Doctor Callow closed his eyes. He was not quite brave enough to actually touch it. So he just let his arm go slack.
It fell onto the flesh of the callowhale frond with a soft wet smack.
Doctor Callow felt as though he were swimming in the rusty-sour electric crackle, in the nameless colours. He felt as though he had never really been warm in his whole life, even though the Land of Milk and Desire is a hot and wet and heavy place. He laughed and he cried a little. He petted it like a dog. He was so shivery and prickly and hard and short of breath his everything ached. But he would have traded every ease he’d known for that ache and called it a bargain. The boy who loved callowhales stroked the severed arm of his beloved. He whispered to it. And, after a long while, little Doctor Callow curled up in a coppery curve of the frond; pulled the fine, soft hairs over him; and fell asleep in its dying embrace. The last of the ghostlights flashed on his dreaming skin.
“I wish,” he whispered as he drifted toward the cliff edge of sleep, “I wish that I’ll never see your face, that I’ll never look you in the eye, that I’ll never know you at all.”

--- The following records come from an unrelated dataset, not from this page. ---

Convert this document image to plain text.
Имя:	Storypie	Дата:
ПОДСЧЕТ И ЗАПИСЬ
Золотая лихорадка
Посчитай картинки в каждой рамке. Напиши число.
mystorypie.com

Every night after that, while the callowhale frond rotted, he slept in its great sagging coils and told no one. The rot, as it relaxed and bloomed, smelled to him like his mother’s callowmilk bisque; and Hesiod’s cigarettes; and the tops of the twins’ heads when they were first born; and thick, good paper that had been drawn on over and over and over so that it was all black from corner to corner.
When a notice went up in the town square calling Adonites of all ages to audition for a secret Festival scheme specially prepared by the elders, Anchises scrupulously avoided wanting it too much. He told everyone it was silly and he didn’t want a part even a little bit. He reported at the correct hour with a mask of uncaring plastered to his face; and thus, when the schoolteacher in charge of the whole mysterious business chose him, along with three other children, a nice lady diver with extremely straight hair, and a tall, rangy-looking milkman, he could not suppress his shock. Doctor Callow ran around in a circle, his little heart unable to stand in one place when so much was happening.
And so Doctor Callow got to see the movie early. They all walked down the beach for several miles until they could be sure that no one back home could see the lights. Then, huddled together, they watched The Girl Who Made Fate Laugh so that they could play parts from it at the Festival. It was the third movie in the Mr Bergamot franchise, and suddenly the children in the cast became consumed with speculation as to what might have happened in the other films. But Doctor Callow didn’t care about that. He watched in a rictus of wonder as people who were not actually there at all moved and danced silently in silver. He shushed the seals when they barked so as to hear the silence better—and to better see the face of the girl who made Fate laugh.